Der Prinz gibt sein Mikrofon mit Verweis auf Wieverfastelovend direkt an Jungfrau Agrippina weiter, die aber so heiser ist, dass man kaum etwas versteht. Und das, was Oberbürgermeisterin Henriette Reker sagt, ist so leise, dass gar keiner was mitbekommt in der jecken Arena. „Die Hüsjer bunt am Aldermaat“, intoniert die Menge glückselig, Altstädter samt Mariechen tanzen dazu.
Die Alaafs jedenfalls sind angekommen, die gute Laune auf der Bühne auch. Das hat für das feierwütige Volk allemal mehr Bedeutung. Genau wie die Musik, denn dafür ist man hier – singe, höppe un danze, schunkele. Wenn dann noch ein paar Kölsch, Käse- und Mettbrötchen hängen bleiben, umso besser. Und auch musikalisch ist für jeden Geschmack was dabei. Funky Marys, Marita Köllner, Drummerholics und Philipp Godart vor dem Countdown, danach reißen Stadtrand, Lupo, Cöllner und vor allem die Höhner sämtliche Restdämme ein. „Pass op, pass op, Prinzessin, dat Krokodil will dich fresse …“
Bis 13 Uhr geht das Programm.

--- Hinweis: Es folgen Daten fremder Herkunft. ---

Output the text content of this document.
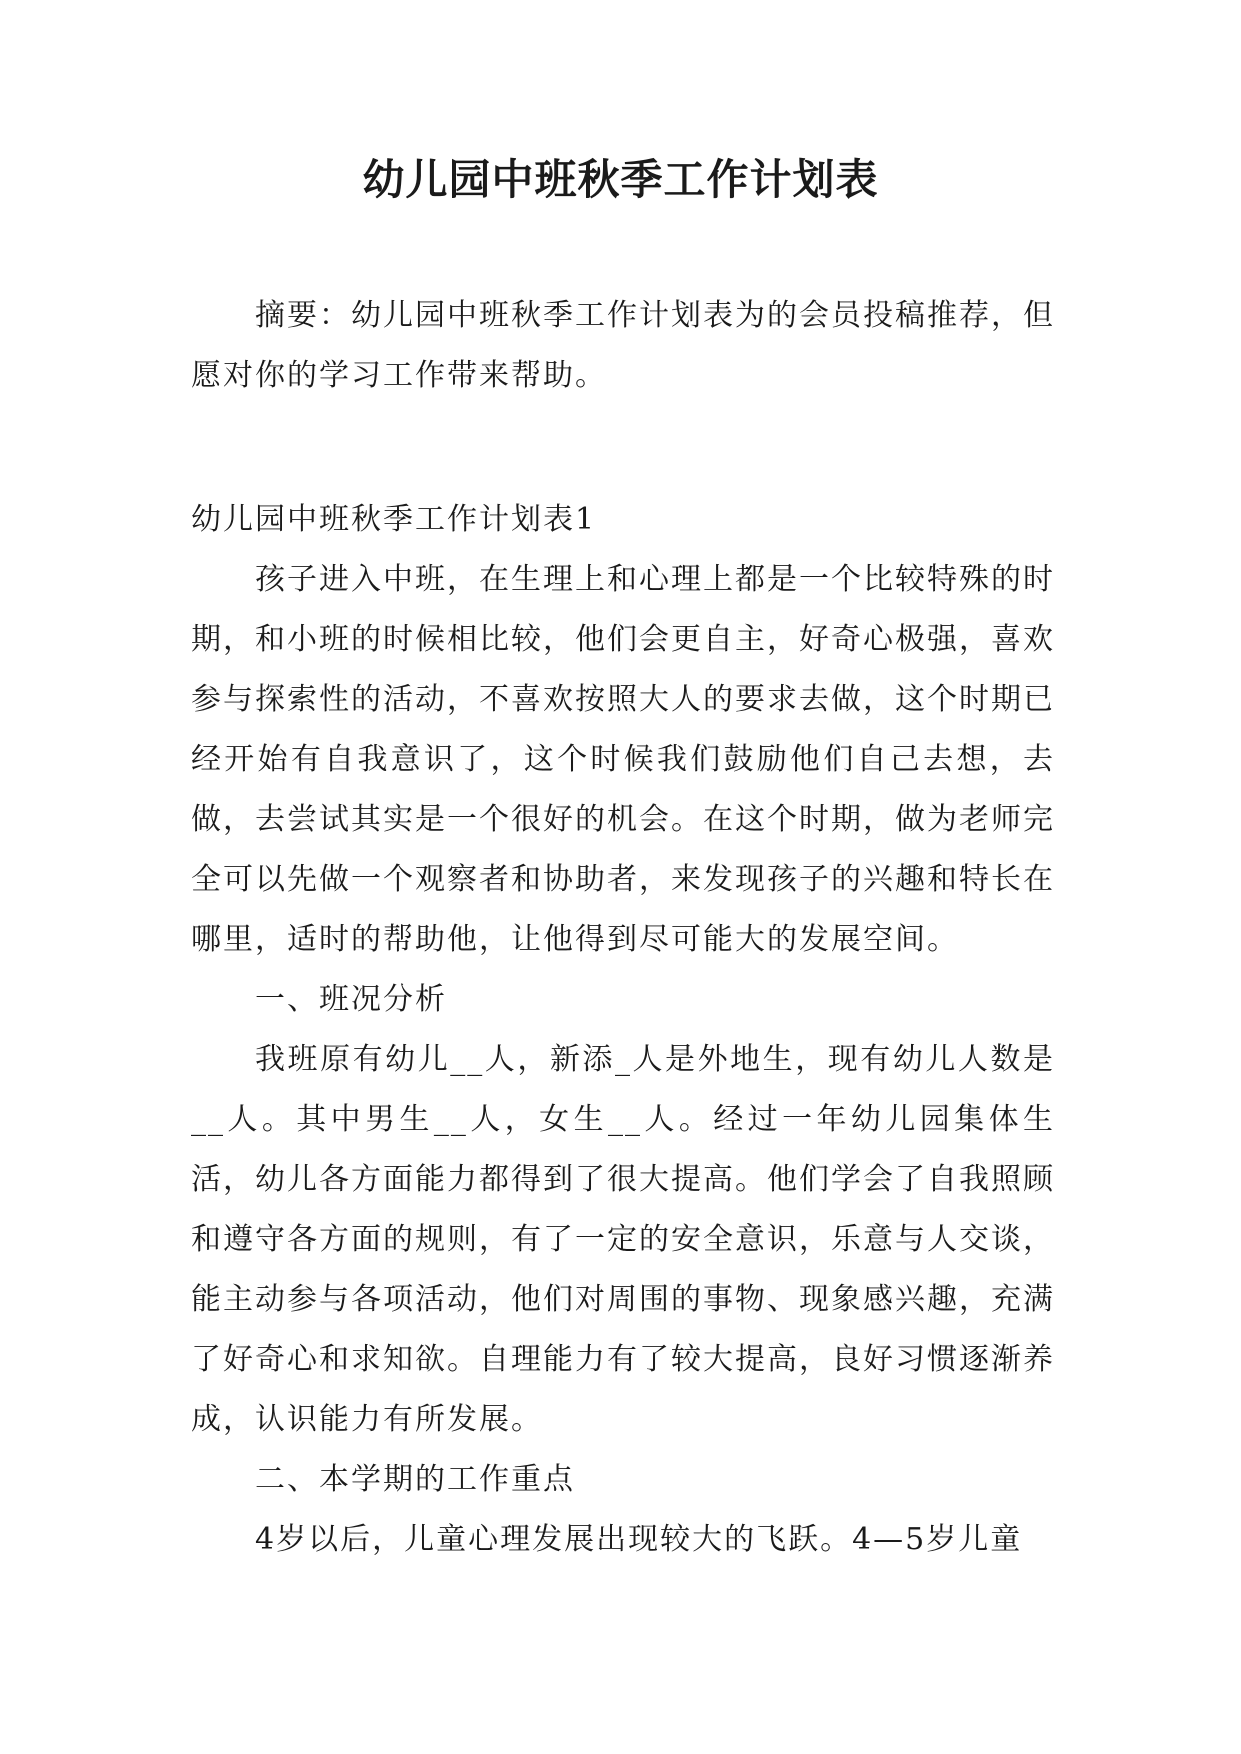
幼儿园中班秋季工作计划表

摘要：幼儿园中班秋季工作计划表为的会员投稿推荐，但愿对你的学习工作带来帮助。

幼儿园中班秋季工作计划表1

孩子进入中班，在生理上和心理上都是一个比较特殊的时期，和小班的时候相比较，他们会更自主，好奇心极强，喜欢参与探索性的活动，不喜欢按照大人的要求去做，这个时期已经开始有自我意识了，这个时候我们鼓励他们自己去想，去做，去尝试其实是一个很好的机会。在这个时期，做为老师完全可以先做一个观察者和协助者，来发现孩子的兴趣和特长在哪里，适时的帮助他，让他得到尽可能大的发展空间。

一、班况分析

我班原有幼儿__人，新添_人是外地生，现有幼儿人数是__人。其中男生__人，女生__人。经过一年幼儿园集体生活，幼儿各方面能力都得到了很大提高。他们学会了自我照顾和遵守各方面的规则，有了一定的安全意识，乐意与人交谈，能主动参与各项活动，他们对周围的事物、现象感兴趣，充满了好奇心和求知欲。自理能力有了较大提高，良好习惯逐渐养成，认识能力有所发展。

二、本学期的工作重点

4岁以后，儿童心理发展出现较大的飞跃。4—5岁儿童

Dann zieht man weiter in die Kneipen und Gassen der Altstadt, die schon kurz nach zwölf gut gefüllt sind, ob Gardist, Prinzessin oder eines dieser anderen „wilden Tiere“. Hier begegnet man Siegfried & Roy aus dem Sauerland, die Autogramme verteilen, einer Gruppe Damen, die offenbar das Fegefeuer geben, und ein paar Meter weiter weiblichen Schneemännern, die zwei Generationen jünger sind. Einige Kääls haben schon mittags Pupillen-Stillstand. Längst ist es egal, dass dünne Wolken aufgezogen sind und et vermeintliche Sönnche ein großer Scheinwerfer ist.
Erster Umzug schon um acht Uhr
Die Sonne war gerade über der Hohenzollernbrücke aufgegangen, als der erste Umzug des Straßenkarnevals startete: Um acht Uhr machte der Bellejeck sich am Bahnhofsvorplatz auf in Richtung Dorint am Heumarkt, um die Jecken und das Dreigestirn zu wecken. Begleitet von Abordnungen unterschiedlicher Gesellschaften, Plaggeköpp genannten Fahnenträgern und bunt Kostümierten zog er Richtung Hofburg.

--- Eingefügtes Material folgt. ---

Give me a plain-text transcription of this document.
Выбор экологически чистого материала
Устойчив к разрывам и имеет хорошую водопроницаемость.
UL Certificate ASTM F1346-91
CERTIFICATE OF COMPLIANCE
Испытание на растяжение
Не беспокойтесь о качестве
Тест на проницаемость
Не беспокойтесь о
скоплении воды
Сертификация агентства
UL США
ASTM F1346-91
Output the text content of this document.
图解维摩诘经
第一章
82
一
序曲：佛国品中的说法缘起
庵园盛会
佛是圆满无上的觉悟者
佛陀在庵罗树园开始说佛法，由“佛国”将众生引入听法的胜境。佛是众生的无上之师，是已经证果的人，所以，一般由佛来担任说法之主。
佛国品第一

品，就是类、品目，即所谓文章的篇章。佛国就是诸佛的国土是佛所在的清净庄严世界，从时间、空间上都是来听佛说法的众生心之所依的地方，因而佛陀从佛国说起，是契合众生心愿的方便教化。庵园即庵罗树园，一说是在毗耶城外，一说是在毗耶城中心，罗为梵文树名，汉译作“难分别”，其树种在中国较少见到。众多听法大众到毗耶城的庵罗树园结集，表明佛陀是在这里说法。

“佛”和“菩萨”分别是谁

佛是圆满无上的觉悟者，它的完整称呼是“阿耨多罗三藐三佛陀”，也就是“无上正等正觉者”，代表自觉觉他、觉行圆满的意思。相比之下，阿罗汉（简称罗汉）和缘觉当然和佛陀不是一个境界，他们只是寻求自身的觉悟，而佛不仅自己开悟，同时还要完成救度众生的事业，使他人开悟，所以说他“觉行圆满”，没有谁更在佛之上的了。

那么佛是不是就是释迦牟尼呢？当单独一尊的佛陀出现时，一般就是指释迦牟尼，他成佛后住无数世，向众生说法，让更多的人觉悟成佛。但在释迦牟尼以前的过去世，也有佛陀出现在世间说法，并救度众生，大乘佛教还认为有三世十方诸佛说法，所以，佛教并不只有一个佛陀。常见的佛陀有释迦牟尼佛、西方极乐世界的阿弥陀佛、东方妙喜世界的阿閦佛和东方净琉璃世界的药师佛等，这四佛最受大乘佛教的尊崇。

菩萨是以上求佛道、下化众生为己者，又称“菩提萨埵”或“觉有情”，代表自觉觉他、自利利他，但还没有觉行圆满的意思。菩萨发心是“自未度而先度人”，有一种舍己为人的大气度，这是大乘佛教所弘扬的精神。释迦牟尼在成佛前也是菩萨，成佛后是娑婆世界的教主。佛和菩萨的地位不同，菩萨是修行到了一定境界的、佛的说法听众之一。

In der Session 2008/2009 hatte die Große Allgemeine KG von 1900 den Bellejeck wiederbelebt, seine Tradition reicht mehr als 500 Jahre zurück. „Kritik zu halten“ ist seit dem Mittelalter die Rolle des Bellejeck, einem Narren in historischem grün-rot-goldenem Anzug mit Eulenspiegelkappen an dem „Bellen“ genannte Schellen fröhlich herumbimmeln.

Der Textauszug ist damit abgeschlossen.